Until about six months ago, Santa Cruz Police took bikes that were deemed abandoned or stolen and gave them to organizations like the Bike Church. Steve Schnaar, a Bike Church member, found that police recently decided to instead entrust The Bike Dojo, a downtown business, with the distributions—partly a cost-saving measure according to the police department.
Before the city of Santa Cruz changed up its bike distribution program, which provides bicycles to kids, Tawn Kennedy wished someone would have talked to him about it.
“There wasn’t any formal or informal communication,” Kennedy, director of Greenways to School, says. “It was only after the fact that we found out.”
Until about six months ago, Santa Cruz Police took bikes that were deemed abandoned or stolen and gave them to organizations like the Bike Church, Greenways to School and Barrios Unidos, who in turn gave them to kids in need of new rides. In exchange, kids often did volunteer work.
After a few months with no bikes forthcoming, Steve Schnaar, a Bike Church member, started making public records requests and asking around. He found that police had decided to instead entrust The Bike Dojo, a downtown business, with the distributions—partly a cost-saving measure according to the police department.

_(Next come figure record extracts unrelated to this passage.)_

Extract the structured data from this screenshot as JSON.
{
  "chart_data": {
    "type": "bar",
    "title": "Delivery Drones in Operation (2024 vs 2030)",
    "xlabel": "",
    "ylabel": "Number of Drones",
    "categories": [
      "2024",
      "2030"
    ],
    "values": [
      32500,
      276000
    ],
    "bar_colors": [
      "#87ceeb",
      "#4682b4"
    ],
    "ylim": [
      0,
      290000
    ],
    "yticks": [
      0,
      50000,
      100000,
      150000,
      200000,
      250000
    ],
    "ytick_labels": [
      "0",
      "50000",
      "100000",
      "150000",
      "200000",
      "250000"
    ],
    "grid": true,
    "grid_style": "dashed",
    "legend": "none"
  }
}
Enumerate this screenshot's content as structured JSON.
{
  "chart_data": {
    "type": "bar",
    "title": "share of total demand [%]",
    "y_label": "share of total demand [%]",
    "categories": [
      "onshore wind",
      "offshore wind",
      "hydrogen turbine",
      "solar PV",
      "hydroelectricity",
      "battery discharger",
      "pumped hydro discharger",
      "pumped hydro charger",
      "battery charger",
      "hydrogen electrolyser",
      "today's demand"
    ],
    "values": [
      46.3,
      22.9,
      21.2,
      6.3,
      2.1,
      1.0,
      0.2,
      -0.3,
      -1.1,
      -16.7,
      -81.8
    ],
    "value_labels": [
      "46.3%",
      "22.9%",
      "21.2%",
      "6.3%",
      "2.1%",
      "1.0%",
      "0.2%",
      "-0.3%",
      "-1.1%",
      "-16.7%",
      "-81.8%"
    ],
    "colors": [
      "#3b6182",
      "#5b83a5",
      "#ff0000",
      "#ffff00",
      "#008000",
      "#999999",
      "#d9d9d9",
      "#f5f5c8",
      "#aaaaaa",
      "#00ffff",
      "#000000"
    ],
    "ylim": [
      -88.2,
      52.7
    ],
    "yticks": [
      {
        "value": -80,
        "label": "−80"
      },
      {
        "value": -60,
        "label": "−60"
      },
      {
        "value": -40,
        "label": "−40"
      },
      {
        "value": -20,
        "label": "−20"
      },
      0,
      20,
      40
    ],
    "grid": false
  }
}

In an email, police chief Rick Martinez told Schnaar it took the nonprofits too long to prepare for bike deliveries. “Storage of bicycles, staff time for delivery, along with the cost of delivering and disposing of metal has been a significant drain on city’s limited resources,” Martinez wrote to Schnaar in June.
As part of the new distributions, Martinez said the Bike Dojo works to register and license the bikes—something he accused the Bike Church of not doing enough. His email to Schnaar, which was obtained by the Weekly, even accused the Bike Church of “supporting bike thieves” because so many bikes ended up unregistered and back in police hands.
Schnaar says the Bike Church didn’t have any agreement with the city to keep track of that information. “We used to provide serial numbers, and they stopped asking us for it,” Schnaar says. “We could have started providing it again.” Martinez is on vacation and could not be reached for comment.
Emails show too that Santa Cruz vice mayor Hilary Bryant had vouched for the Bike Dojo as a valuable community business, a point she confirmed with the Weekly. It’s worth noting because Hillary Bryant’s husband Dave Shuman’s business Cruzin Pedicabs partners with the cycling gym. Shuman’s pedicabs are parked in the Dojo garage, and Cruzin recommends the Dojo for safety checks. Bryant says her role in the change was “limited.”
“Nobody’s profiting from this,” Bryant says of the city’s new partnership. “[The nonprofits] want to get bikes in the hands of children, which is the same thing Project B.I.K.E. wants to do.”